In etwa so sagte es Präsident Hüppi, der mit gutem Beispiel voranging und den Mut zum Anderssein mit den langjährigen Verträgen für Sportchef Sutter und Trainer Zeidler unterstrich. Die Ostschweizer operieren mit dem kleinsten Budget der Super League. Spieler, die zum FC St.Gallen wechseln, entscheiden sich nicht für ein hohes Gehalt, sondern für eine Perspektive.
An und für sich ist dieses Konzept spannend, ja sogar erfrischend anders. Doch in einem Punkt unterscheiden sich die Espen nicht vom Rest der Welt, in der sie sich bewegen: Auch sie sind dem sportlichen Erfolg auf Gedeih und Verderb ausgeliefert.
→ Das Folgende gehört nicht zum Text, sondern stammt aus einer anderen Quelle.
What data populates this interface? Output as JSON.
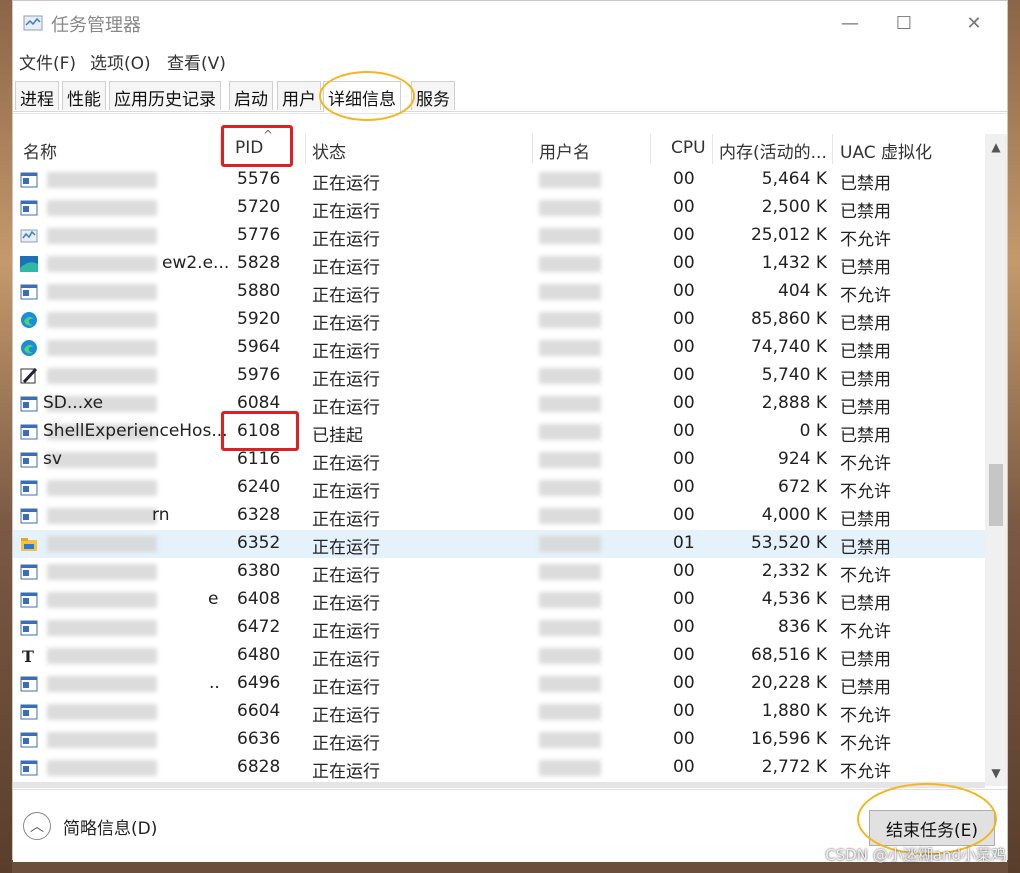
{
  "window": {
    "title": "任务管理器",
    "controls": {
      "minimize": "—",
      "maximize": "☐",
      "close": "✕"
    }
  },
  "menu": [
    "文件(F)",
    "选项(O)",
    "查看(V)"
  ],
  "tabs": [
    "进程",
    "性能",
    "应用历史记录",
    "启动",
    "用户",
    "详细信息",
    "服务"
  ],
  "active_tab": "详细信息",
  "columns": [
    "名称",
    "PID",
    "状态",
    "用户名",
    "CPU",
    "内存(活动的...",
    "UAC 虚拟化"
  ],
  "sort_indicator": "^",
  "rows": [
    {
      "name": "",
      "pid": "5576",
      "status": "正在运行",
      "cpu": "00",
      "mem": "5,464 K",
      "uac": "已禁用",
      "icon": "window-icon"
    },
    {
      "name": "",
      "pid": "5720",
      "status": "正在运行",
      "cpu": "00",
      "mem": "2,500 K",
      "uac": "已禁用",
      "icon": "window-icon"
    },
    {
      "name": "",
      "pid": "5776",
      "status": "正在运行",
      "cpu": "00",
      "mem": "25,012 K",
      "uac": "不允许",
      "icon": "taskmgr-icon"
    },
    {
      "name": "ew2.e...",
      "pid": "5828",
      "status": "正在运行",
      "cpu": "00",
      "mem": "1,432 K",
      "uac": "已禁用",
      "icon": "webview-icon"
    },
    {
      "name": "",
      "pid": "5880",
      "status": "正在运行",
      "cpu": "00",
      "mem": "404 K",
      "uac": "不允许",
      "icon": "window-icon"
    },
    {
      "name": "",
      "pid": "5920",
      "status": "正在运行",
      "cpu": "00",
      "mem": "85,860 K",
      "uac": "已禁用",
      "icon": "edge-icon"
    },
    {
      "name": "",
      "pid": "5964",
      "status": "正在运行",
      "cpu": "00",
      "mem": "74,740 K",
      "uac": "已禁用",
      "icon": "edge-icon"
    },
    {
      "name": "",
      "pid": "5976",
      "status": "正在运行",
      "cpu": "00",
      "mem": "5,740 K",
      "uac": "已禁用",
      "icon": "pen-icon"
    },
    {
      "name": "SD...xe",
      "pid": "6084",
      "status": "正在运行",
      "cpu": "00",
      "mem": "2,888 K",
      "uac": "已禁用",
      "icon": "window-icon"
    },
    {
      "name": "ShellExperienceHos...",
      "pid": "6108",
      "status": "已挂起",
      "cpu": "00",
      "mem": "0 K",
      "uac": "已禁用",
      "icon": "window-icon"
    },
    {
      "name": "sv",
      "pid": "6116",
      "status": "正在运行",
      "cpu": "00",
      "mem": "924 K",
      "uac": "不允许",
      "icon": "window-icon"
    },
    {
      "name": "",
      "pid": "6240",
      "status": "正在运行",
      "cpu": "00",
      "mem": "672 K",
      "uac": "不允许",
      "icon": "window-icon"
    },
    {
      "name": "rn",
      "pid": "6328",
      "status": "正在运行",
      "cpu": "00",
      "mem": "4,000 K",
      "uac": "已禁用",
      "icon": "window-icon"
    },
    {
      "name": "",
      "pid": "6352",
      "status": "正在运行",
      "cpu": "01",
      "mem": "53,520 K",
      "uac": "已禁用",
      "icon": "folder-icon",
      "selected": true
    },
    {
      "name": "",
      "pid": "6380",
      "status": "正在运行",
      "cpu": "00",
      "mem": "2,332 K",
      "uac": "不允许",
      "icon": "window-icon"
    },
    {
      "name": "e",
      "pid": "6408",
      "status": "正在运行",
      "cpu": "00",
      "mem": "4,536 K",
      "uac": "已禁用",
      "icon": "window-icon"
    },
    {
      "name": "",
      "pid": "6472",
      "status": "正在运行",
      "cpu": "00",
      "mem": "836 K",
      "uac": "不允许",
      "icon": "window-icon"
    },
    {
      "name": "",
      "pid": "6480",
      "status": "正在运行",
      "cpu": "00",
      "mem": "68,516 K",
      "uac": "已禁用",
      "icon": "font-icon"
    },
    {
      "name": "..",
      "pid": "6496",
      "status": "正在运行",
      "cpu": "00",
      "mem": "20,228 K",
      "uac": "已禁用",
      "icon": "window-icon"
    },
    {
      "name": "",
      "pid": "6604",
      "status": "正在运行",
      "cpu": "00",
      "mem": "1,880 K",
      "uac": "不允许",
      "icon": "window-icon"
    },
    {
      "name": "",
      "pid": "6636",
      "status": "正在运行",
      "cpu": "00",
      "mem": "16,596 K",
      "uac": "不允许",
      "icon": "window-icon"
    },
    {
      "name": "",
      "pid": "6828",
      "status": "正在运行",
      "cpu": "00",
      "mem": "2,772 K",
      "uac": "不允许",
      "icon": "window-icon"
    }
  ],
  "footer": {
    "fewer_details": "简略信息(D)",
    "end_task": "结束任务(E)"
  },
  "watermark": "CSDN @小迷糊and小菜鸡",
  "colors": {
    "selected_row": "#e5f1fb",
    "highlight_box": "#e02020",
    "circle": "#f3b61f"
  }
}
Sportchef Alain Sutter fand nach der 1:3-Niederlage in Zürich deutliche Worte: «Die Rückrunde wird ganz schwierig, es geht um die Existenz des Vereins.»
Jung, talentiert, aber nicht erfolgreich
Auch in dieser Vorrunde stellte der FC St.Gallen meist die jüngste Mannschaft der Liga, beim 1:1 gegen Lugano betrug der Altersdurchschnitt der Startelf gerade mal 22,6 Jahre. Darüber hinaus ist die Zeidler-Truppe durchaus auch talentiert, sie kann begeistern und ist ohne Ausnahme offensiv ausgerichtet.
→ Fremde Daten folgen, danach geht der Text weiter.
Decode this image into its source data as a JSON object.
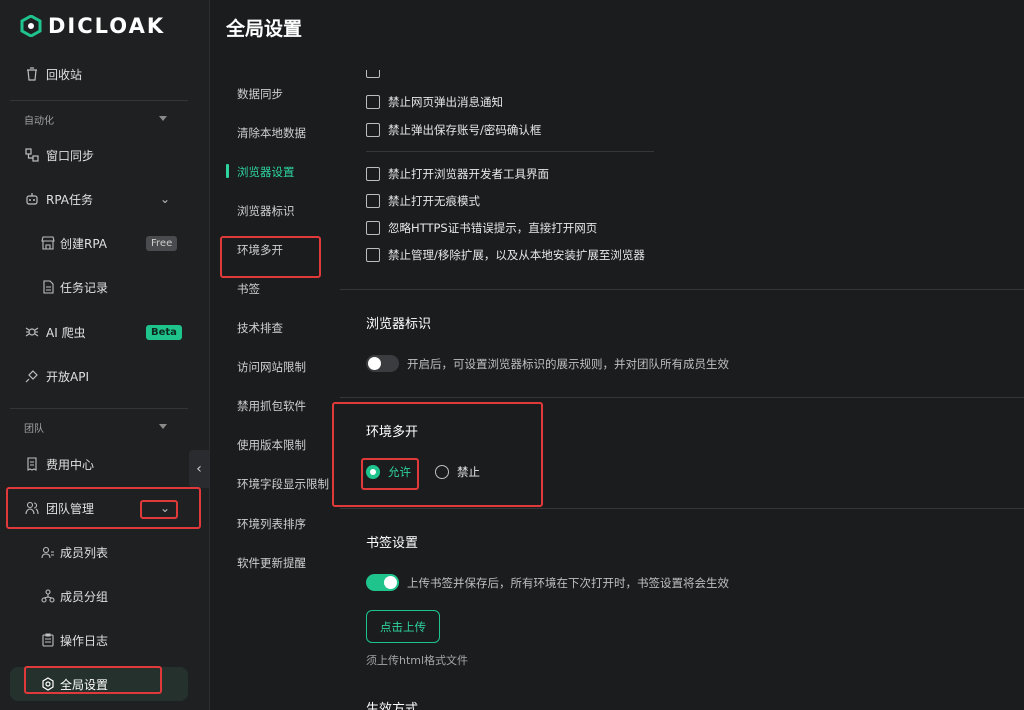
{
  "app": {
    "brand": "DICLOAK",
    "accent": "#1fc48d",
    "annotation_color": "#e0393a"
  },
  "header": {
    "title": "全局设置"
  },
  "sidebar": {
    "recycle": "回收站",
    "automation_section": "自动化",
    "window_sync": "窗口同步",
    "rpa_tasks": "RPA任务",
    "create_rpa": "创建RPA",
    "free_badge": "Free",
    "task_records": "任务记录",
    "ai_crawler": "AI 爬虫",
    "beta_badge": "Beta",
    "open_api": "开放API",
    "team_section": "团队",
    "billing": "费用中心",
    "team_management": "团队管理",
    "member_list": "成员列表",
    "member_groups": "成员分组",
    "operation_log": "操作日志",
    "global_settings": "全局设置"
  },
  "subnav": {
    "items": [
      "数据同步",
      "清除本地数据",
      "浏览器设置",
      "浏览器标识",
      "环境多开",
      "书签",
      "技术排查",
      "访问网站限制",
      "禁用抓包软件",
      "使用版本限制",
      "环境字段显示限制",
      "环境列表排序",
      "软件更新提醒"
    ],
    "active_index": 2
  },
  "browser_settings": {
    "checkboxes_a": [
      "禁止网页弹出消息通知",
      "禁止弹出保存账号/密码确认框"
    ],
    "checkboxes_b": [
      "禁止打开浏览器开发者工具界面",
      "禁止打开无痕模式",
      "忽略HTTPS证书错误提示，直接打开网页",
      "禁止管理/移除扩展，以及从本地安装扩展至浏览器"
    ]
  },
  "browser_identity": {
    "title": "浏览器标识",
    "toggle_on": false,
    "toggle_text": "开启后，可设置浏览器标识的展示规则，并对团队所有成员生效"
  },
  "multi_env": {
    "title": "环境多开",
    "options": [
      "允许",
      "禁止"
    ],
    "selected_index": 0
  },
  "bookmarks": {
    "title": "书签设置",
    "toggle_on": true,
    "toggle_text": "上传书签并保存后，所有环境在下次打开时，书签设置将会生效",
    "upload_button": "点击上传",
    "hint": "须上传html格式文件"
  },
  "effect_mode": {
    "title": "生效方式"
  }
}
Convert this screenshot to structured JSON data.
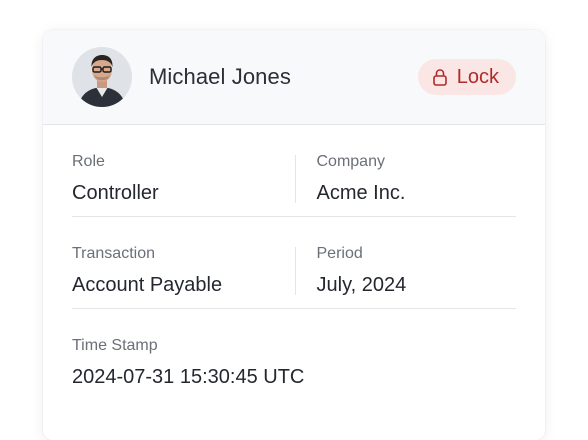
{
  "header": {
    "user_name": "Michael Jones",
    "avatar_icon": "user-photo",
    "lock": {
      "label": "Lock",
      "icon": "lock-icon"
    }
  },
  "fields": {
    "role": {
      "label": "Role",
      "value": "Controller"
    },
    "company": {
      "label": "Company",
      "value": "Acme Inc."
    },
    "transaction": {
      "label": "Transaction",
      "value": "Account Payable"
    },
    "period": {
      "label": "Period",
      "value": "July, 2024"
    },
    "timestamp": {
      "label": "Time Stamp",
      "value": "2024-07-31 15:30:45 UTC"
    }
  },
  "colors": {
    "lock_bg": "#fbe6e6",
    "lock_text": "#b12a2a",
    "header_bg": "#f8f9fb"
  }
}
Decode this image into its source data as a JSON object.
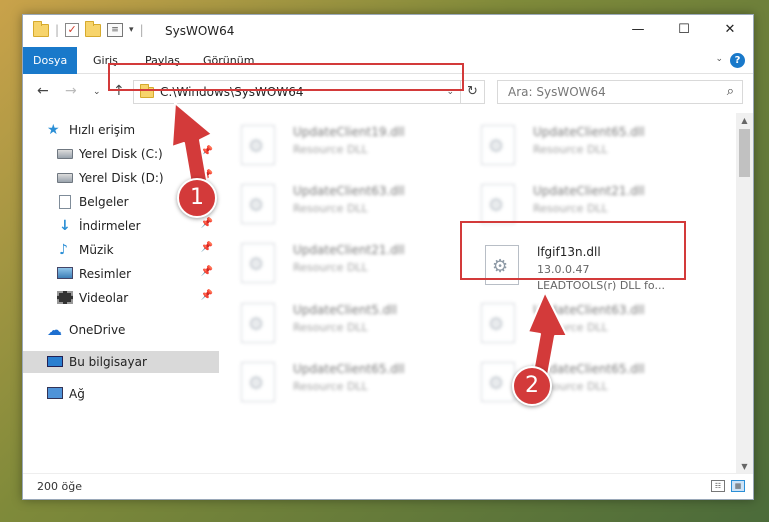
{
  "window": {
    "title": "SysWOW64",
    "min_glyph": "—",
    "max_glyph": "☐",
    "close_glyph": "✕"
  },
  "quick_access_toolbar": {
    "separator": "|",
    "dropdown_glyph": "▾",
    "check_glyph": "✓",
    "props_glyph": "≡"
  },
  "ribbon": {
    "tabs": [
      {
        "label": "Dosya",
        "active": true
      },
      {
        "label": "Giriş"
      },
      {
        "label": "Paylaş"
      },
      {
        "label": "Görünüm"
      }
    ],
    "expand_glyph": "⌄",
    "help_label": "?"
  },
  "navigation": {
    "back_glyph": "←",
    "forward_glyph": "→",
    "recent_glyph": "⌄",
    "up_glyph": "↑",
    "address": "C:\\Windows\\SysWOW64",
    "address_dd_glyph": "⌄",
    "refresh_glyph": "↻",
    "search_placeholder": "Ara: SysWOW64",
    "search_glyph": "⌕"
  },
  "sidebar": {
    "pin_glyph": "📌",
    "items": [
      {
        "label": "Hızlı erişim",
        "icon": "star-icon",
        "glyph": "★"
      },
      {
        "label": "Yerel Disk (C:)",
        "icon": "drive-icon",
        "pinned": true
      },
      {
        "label": "Yerel Disk (D:)",
        "icon": "drive-icon",
        "pinned": true
      },
      {
        "label": "Belgeler",
        "icon": "document-icon",
        "pinned": true
      },
      {
        "label": "İndirmeler",
        "icon": "download-icon",
        "glyph": "↓",
        "pinned": true
      },
      {
        "label": "Müzik",
        "icon": "music-icon",
        "glyph": "♪",
        "pinned": true
      },
      {
        "label": "Resimler",
        "icon": "picture-icon",
        "pinned": true
      },
      {
        "label": "Videolar",
        "icon": "film-icon",
        "pinned": true
      },
      {
        "label": "OneDrive",
        "icon": "cloud-icon",
        "glyph": "☁"
      },
      {
        "label": "Bu bilgisayar",
        "icon": "computer-icon",
        "selected": true
      },
      {
        "label": "Ağ",
        "icon": "network-icon"
      }
    ]
  },
  "files": [
    {
      "name": "UpdateClient19.dll",
      "desc": "Resource DLL"
    },
    {
      "name": "UpdateClient65.dll",
      "desc": "Resource DLL"
    },
    {
      "name": "UpdateClient63.dll",
      "desc": "Resource DLL"
    },
    {
      "name": "UpdateClient21.dll",
      "desc": "Resource DLL"
    },
    {
      "name": "UpdateClient21.dll",
      "desc": "Resource DLL"
    },
    {
      "name": "lfgif13n.dll",
      "desc": "13.0.0.47",
      "sub": "LEADTOOLS(r) DLL fo...",
      "highlighted": true
    },
    {
      "name": "UpdateClient5.dll",
      "desc": "Resource DLL"
    },
    {
      "name": "UpdateClient63.dll",
      "desc": "Resource DLL"
    },
    {
      "name": "UpdateClient65.dll",
      "desc": "Resource DLL"
    },
    {
      "name": "UpdateClient65.dll",
      "desc": "Resource DLL"
    }
  ],
  "scrollbar": {
    "up_glyph": "▲",
    "down_glyph": "▼"
  },
  "status": {
    "item_count": "200 öğe",
    "details_glyph": "☷",
    "tiles_glyph": "▦"
  },
  "callouts": {
    "step1": "1",
    "step2": "2"
  },
  "colors": {
    "accent": "#1979ca",
    "highlight": "#d33a3a"
  }
}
Nur erfolgreich ist sie nicht: Die zehn Niederlagen und 39 Gegentore sind Liga-Höchstwerte, die vier Punkte Vorsprung auf den Barrageplatz eine trügerische Sicherheit. «Wir machen zu viele Anfängerfehler. Es geht darum, dass man Spiele gewinnt und nicht etwa einen Schönheitspreis», resümierte Sutter am Samstagabend.
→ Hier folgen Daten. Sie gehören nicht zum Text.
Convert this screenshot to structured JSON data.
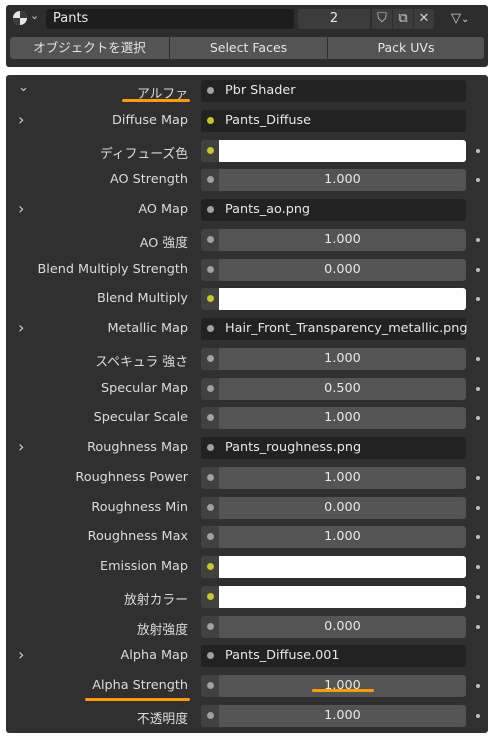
{
  "header": {
    "material_name": "Pants",
    "users_count": "2",
    "shield_glyph": "⛉",
    "copy_glyph": "⧉",
    "close_glyph": "✕",
    "node_glyph": "▽"
  },
  "actions": {
    "select_object": "オブジェクトを選択",
    "select_faces": "Select Faces",
    "pack_uvs": "Pack UVs"
  },
  "properties": [
    {
      "label": "アルファ",
      "type": "link",
      "value": "Pbr Shader",
      "expand": true,
      "expanded": true,
      "sock": "gray"
    },
    {
      "label": "Diffuse Map",
      "type": "link",
      "value": "Pants_Diffuse",
      "expand": true,
      "sock": "yellow"
    },
    {
      "label": "ディフューズ色",
      "type": "color",
      "value": "",
      "sock": "yellow"
    },
    {
      "label": "AO Strength",
      "type": "number",
      "value": "1.000",
      "sock": "gray"
    },
    {
      "label": "AO Map",
      "type": "link",
      "value": "Pants_ao.png",
      "expand": true,
      "sock": "gray"
    },
    {
      "label": "AO 強度",
      "type": "number",
      "value": "1.000",
      "sock": "gray"
    },
    {
      "label": "Blend Multiply Strength",
      "type": "number",
      "value": "0.000",
      "sock": "gray"
    },
    {
      "label": "Blend Multiply",
      "type": "color",
      "value": "",
      "sock": "yellow"
    },
    {
      "label": "Metallic Map",
      "type": "link",
      "value": "Hair_Front_Transparency_metallic.png",
      "expand": true,
      "sock": "gray"
    },
    {
      "label": "スペキュラ 強さ",
      "type": "number",
      "value": "1.000",
      "sock": "gray"
    },
    {
      "label": "Specular Map",
      "type": "number",
      "value": "0.500",
      "sock": "gray"
    },
    {
      "label": "Specular Scale",
      "type": "number",
      "value": "1.000",
      "sock": "gray"
    },
    {
      "label": "Roughness Map",
      "type": "link",
      "value": "Pants_roughness.png",
      "expand": true,
      "sock": "gray"
    },
    {
      "label": "Roughness Power",
      "type": "number",
      "value": "1.000",
      "sock": "gray"
    },
    {
      "label": "Roughness Min",
      "type": "number",
      "value": "0.000",
      "sock": "gray"
    },
    {
      "label": "Roughness Max",
      "type": "number",
      "value": "1.000",
      "sock": "gray"
    },
    {
      "label": "Emission Map",
      "type": "color",
      "value": "",
      "sock": "yellow"
    },
    {
      "label": "放射カラー",
      "type": "color",
      "value": "",
      "sock": "yellow"
    },
    {
      "label": "放射強度",
      "type": "number",
      "value": "0.000",
      "sock": "gray"
    },
    {
      "label": "Alpha Map",
      "type": "link",
      "value": "Pants_Diffuse.001",
      "expand": true,
      "sock": "gray"
    },
    {
      "label": "Alpha Strength",
      "type": "number",
      "value": "1.000",
      "sock": "gray"
    },
    {
      "label": "不透明度",
      "type": "number",
      "value": "1.000",
      "sock": "gray"
    }
  ],
  "colors": {
    "highlight": "#ff9a00",
    "socket_yellow": "#c7c729",
    "socket_gray": "#a1a1a1"
  }
}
Worte, die man auch als Angriff auf das einleitend umschriebene Konzept interpretieren kann. Die jungen St.Galler agieren zuweilen mit einer Naivität, die Angst macht. Oder noch deutlicher ausgedrückt: Die Espen drohen mit wehenden Fahnen unterzugehen. Ein Abstieg in die Challenge League wäre für den FC St.Gallen nicht deshalb verheerend, weil er sich eingestehen müsste, mit seinem Konzept gescheitert zu sein. Sondern weil er es sich schlicht nicht leisten kann.
Die Null muss stehen
In der Rückrunde müssen also Punkte her. Und die holt man nur über die defensive Stabilität. Die abschliessende Niederlage bei Wintermeister Zürich war geradezu ein Sinnbild für die Mängel in diesem Bereich. So schossen die Espen zwar 23 Mal in Richtung gegnerisches Tor und hatten Pech mit einem Pfostenschuss, kassierten im Gegenzug aber bereits zum elften Mal mindestens zwei Gegentore.
Drei waren es am Ende, davon zwei vermeidbare: Das Foul vor dem Penalty von Boubacar Traoré war unnötig, ungestüm und naiv. Und das 1:3 war die wiederkehrende Erkenntnis, dass der FCSG auf seine eklatante Schwäche bei gegnerischen Standards noch immer keine Antwort gefunden hat.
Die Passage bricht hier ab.